# Anyone uses R2 for bld?



## mariano.aquino (Jul 28, 2011)

I know M2, and i'm looking for ideas on dealing with corners, other than old pochmann or BH. Any info on R2 or similar?

Note: I already know both old.poch. and bh, but i'm still looking for other options


----------



## cubernya (Jul 28, 2011)

Most people would use M2/R2 or M2/Old pochmann (although some use M2/BH)


----------



## Mnts (Jul 28, 2011)

I know that some people use M2/3OP you should try it.


----------



## Cubenovice (Jul 28, 2011)

theZcuber said:


> Most people would use *M2/R2* or M2/Old pochmann (although some use M2/BH)



Really?
Apart from Mr.
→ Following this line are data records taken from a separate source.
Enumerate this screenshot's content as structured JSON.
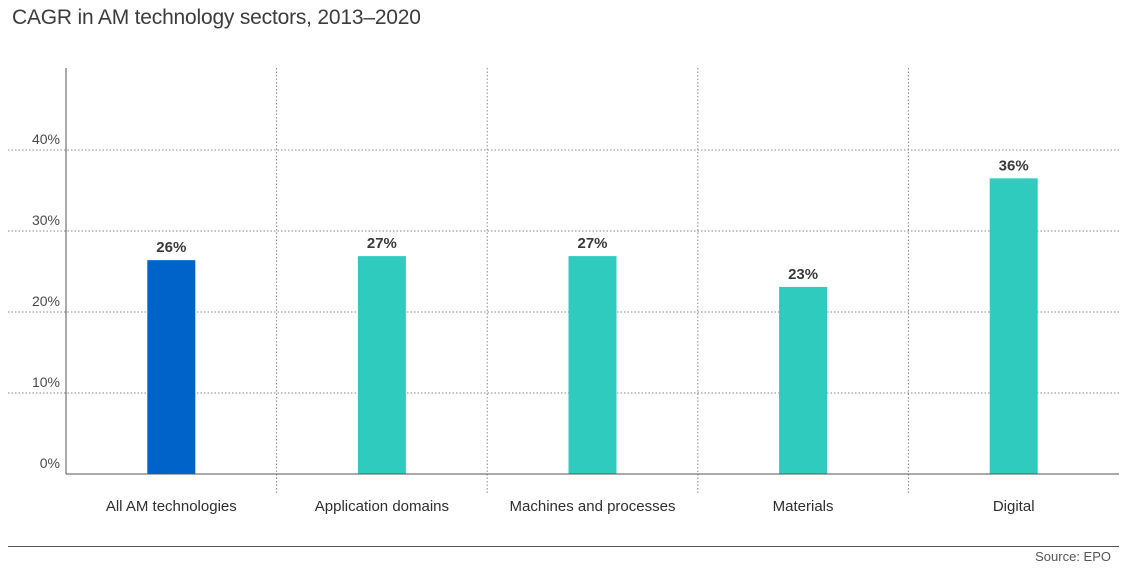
{
  "chart_data": {
    "type": "bar",
    "title": "CAGR in AM technology sectors, 2013–2020",
    "categories": [
      "All AM technologies",
      "Application domains",
      "Machines and processes",
      "Materials",
      "Digital"
    ],
    "values": [
      26.4,
      26.9,
      26.9,
      23.1,
      36.5
    ],
    "data_labels": [
      "26%",
      "27%",
      "27%",
      "23%",
      "36%"
    ],
    "bar_colors": [
      "#0063c9",
      "#30cbbf",
      "#30cbbf",
      "#30cbbf",
      "#30cbbf"
    ],
    "ylim": [
      0,
      50
    ],
    "yticks": [
      0,
      10,
      20,
      30,
      40
    ],
    "ytick_labels": [
      "0%",
      "10%",
      "20%",
      "30%",
      "40%"
    ],
    "xlabel": "",
    "ylabel": "",
    "grid": true
  },
  "source": "Source: EPO"
}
Pochmann himself, who uses R2? (Not asking about r2 on bigger cubes)


----------



## RyanReese09 (Jul 28, 2011)

Sesi Cadmus, for one.


----------



## Micael (Jul 28, 2011)

I use M2/R2. I think Ryosuke Mondo do.

Really, it works seamlessly with M2. Some alg need time to master, but some are very fast (like U' L' U R2 U' L U).


----------



## mariano.aquino (Aug 21, 2011)

Cool, and what algs do you use for R-layer cases?


----------